Surah ini juga menekankan pentingnya jihad fid-sabilillah (berjuang di jalan Allah), namun selalu dalam kerangka keadilan dan strategi yang matang. Salah satu momen bersejarah yang terkait erat adalah kisah Perang Tabuk, di mana banyak sahabat berjuang keras, sementara yang lain memilih untuk tinggal karena kemalasan atau keraguan. Kisah tiga sahabat yang tertinggal (Ka'b bin Malik dan dua lainnya) kemudian diampuni setelah mereka benar-benar bertaubat, memberikan pelajaran mendalam tentang konsekuensi ketidaktaatan dan keindahan pengampunan ilahi setelah kejujuran dalam pengakuan dosa.

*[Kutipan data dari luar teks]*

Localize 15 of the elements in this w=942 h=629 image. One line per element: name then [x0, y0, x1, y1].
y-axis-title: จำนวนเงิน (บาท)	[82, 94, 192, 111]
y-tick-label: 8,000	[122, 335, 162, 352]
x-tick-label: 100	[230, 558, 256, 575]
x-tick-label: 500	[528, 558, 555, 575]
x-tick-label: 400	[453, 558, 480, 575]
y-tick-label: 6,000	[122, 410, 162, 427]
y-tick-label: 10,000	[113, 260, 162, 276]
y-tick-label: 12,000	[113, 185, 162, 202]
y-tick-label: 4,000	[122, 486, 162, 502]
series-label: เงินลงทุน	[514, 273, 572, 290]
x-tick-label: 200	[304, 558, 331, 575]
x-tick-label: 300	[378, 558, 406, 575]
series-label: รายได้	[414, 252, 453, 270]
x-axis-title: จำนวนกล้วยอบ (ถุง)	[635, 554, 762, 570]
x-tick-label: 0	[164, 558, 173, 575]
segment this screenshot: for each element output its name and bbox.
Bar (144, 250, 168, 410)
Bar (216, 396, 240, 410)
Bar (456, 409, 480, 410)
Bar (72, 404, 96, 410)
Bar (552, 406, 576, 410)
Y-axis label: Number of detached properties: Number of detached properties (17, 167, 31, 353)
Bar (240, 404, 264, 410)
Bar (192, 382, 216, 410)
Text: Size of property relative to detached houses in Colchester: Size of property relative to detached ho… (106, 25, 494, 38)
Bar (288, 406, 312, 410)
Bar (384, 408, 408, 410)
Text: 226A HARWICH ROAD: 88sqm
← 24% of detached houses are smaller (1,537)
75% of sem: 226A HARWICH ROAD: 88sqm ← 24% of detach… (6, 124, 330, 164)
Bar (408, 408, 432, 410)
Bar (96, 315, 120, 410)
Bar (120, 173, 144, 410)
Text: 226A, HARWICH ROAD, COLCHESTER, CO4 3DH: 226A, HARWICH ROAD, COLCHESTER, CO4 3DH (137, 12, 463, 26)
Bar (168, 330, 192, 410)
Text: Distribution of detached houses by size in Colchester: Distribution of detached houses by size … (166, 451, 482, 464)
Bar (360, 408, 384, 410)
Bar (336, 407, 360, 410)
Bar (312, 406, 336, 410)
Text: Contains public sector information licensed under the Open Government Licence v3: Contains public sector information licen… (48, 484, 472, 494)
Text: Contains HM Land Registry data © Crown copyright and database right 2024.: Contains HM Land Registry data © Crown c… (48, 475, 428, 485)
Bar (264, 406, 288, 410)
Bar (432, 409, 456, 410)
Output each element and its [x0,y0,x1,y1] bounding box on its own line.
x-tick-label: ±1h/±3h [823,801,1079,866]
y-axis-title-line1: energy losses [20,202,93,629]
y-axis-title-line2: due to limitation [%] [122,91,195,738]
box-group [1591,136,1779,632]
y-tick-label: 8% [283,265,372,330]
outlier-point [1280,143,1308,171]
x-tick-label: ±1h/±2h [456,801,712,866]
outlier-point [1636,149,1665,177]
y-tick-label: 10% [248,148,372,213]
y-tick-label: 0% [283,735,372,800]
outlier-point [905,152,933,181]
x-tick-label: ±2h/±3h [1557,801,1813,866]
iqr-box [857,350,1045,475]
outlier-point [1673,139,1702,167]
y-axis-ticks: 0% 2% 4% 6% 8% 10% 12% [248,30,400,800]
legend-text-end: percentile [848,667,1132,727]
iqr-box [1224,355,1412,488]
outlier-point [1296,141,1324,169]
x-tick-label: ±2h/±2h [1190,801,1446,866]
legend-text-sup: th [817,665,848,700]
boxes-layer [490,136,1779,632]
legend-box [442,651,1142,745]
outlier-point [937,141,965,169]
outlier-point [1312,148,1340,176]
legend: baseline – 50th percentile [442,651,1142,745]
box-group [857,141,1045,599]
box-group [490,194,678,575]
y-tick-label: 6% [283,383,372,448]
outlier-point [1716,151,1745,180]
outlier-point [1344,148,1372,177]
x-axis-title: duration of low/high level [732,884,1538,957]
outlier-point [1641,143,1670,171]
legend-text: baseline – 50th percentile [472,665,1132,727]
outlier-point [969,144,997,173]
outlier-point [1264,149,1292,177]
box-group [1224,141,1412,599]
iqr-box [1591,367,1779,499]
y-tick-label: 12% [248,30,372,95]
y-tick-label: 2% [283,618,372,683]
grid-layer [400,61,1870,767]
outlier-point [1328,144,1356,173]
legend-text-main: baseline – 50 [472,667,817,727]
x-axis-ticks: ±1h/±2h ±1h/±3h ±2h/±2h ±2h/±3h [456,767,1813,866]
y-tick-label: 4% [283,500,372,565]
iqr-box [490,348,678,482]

Meskipun mengandung nada yang tegas mengenai peperangan dan perjanjian, inti spiritual dari Surah At-Taubah adalah harapan akan pengampunan. Kata "At-Taubah" sendiri merujuk pada pertobatan. Allah SWT berfirman dalam ayat 118: "Dan kepada tiga golongan yang tiga orang yang ditinggalkan (tidak turut berperang), hingga apabila bumi telah menjadi sempit bagi mereka dan jiwa mereka pun terasa sempit (disebabkan kesusahan hidup), dan mereka telah mengetahui bahwa tidak ada tempat perlindungan dari (seksa) Allah melainkan kepada-Nya, maka Allah menerima taubat mereka agar mereka tetap dalam pertobatannya..."
Ayat ini menjadi mercusuar harapan, mengajarkan bahwa tidak ada dosa yang terlalu besar untuk diampuni, asalkan pertobatan itu jujur, total, dan disertai dengan penyesalan mendalam serta tekad untuk tidak mengulangi kesalahan yang sama. Pertobatan yang sejati selalu membutuhkan perubahan perilaku nyata dan tanggung jawab moral.
Mengapa Basmalah dihilangkan? Mayoritas ulama berpendapat bahwa Basmalah adalah penanda kasih sayang dan rahmat Allah. Karena Surah At-Taubah dimulai dengan pemutusan hubungan dan ancaman (meskipun diikuti dengan pengampunan), para ulama merasa bahwa memulai dengan "Rahmat" akan bertentangan dengan konteks awal surah yang bersifat peringatan keras. Alasan lain menyebutkan bahwa karena surah ini merupakan kelanjutan dari Surah Al-Anfal (yang membicarakan tentang perjanjian perang), maka tidak perlu ada pemisah formal.
Secara keseluruhan, Surah At-Taubah adalah sebuah manual etika politik dan spiritual bagi umat Islam. Ia mengajarkan ketegasan dalam prinsip keimanan, pentingnya menjaga perjanjian, bahaya kemunafikan, dan yang paling penting, pintu rahmat Allah selalu terbuka lebar bagi siapa pun yang benar-benar kembali dan bertaubat kepada-Nya dengan segenap hati. Ini adalah pengingat abadi bahwa kekuatan sejati terletak pada kebersihan hati dan keteguhan iman kepada Yang Maha Esa.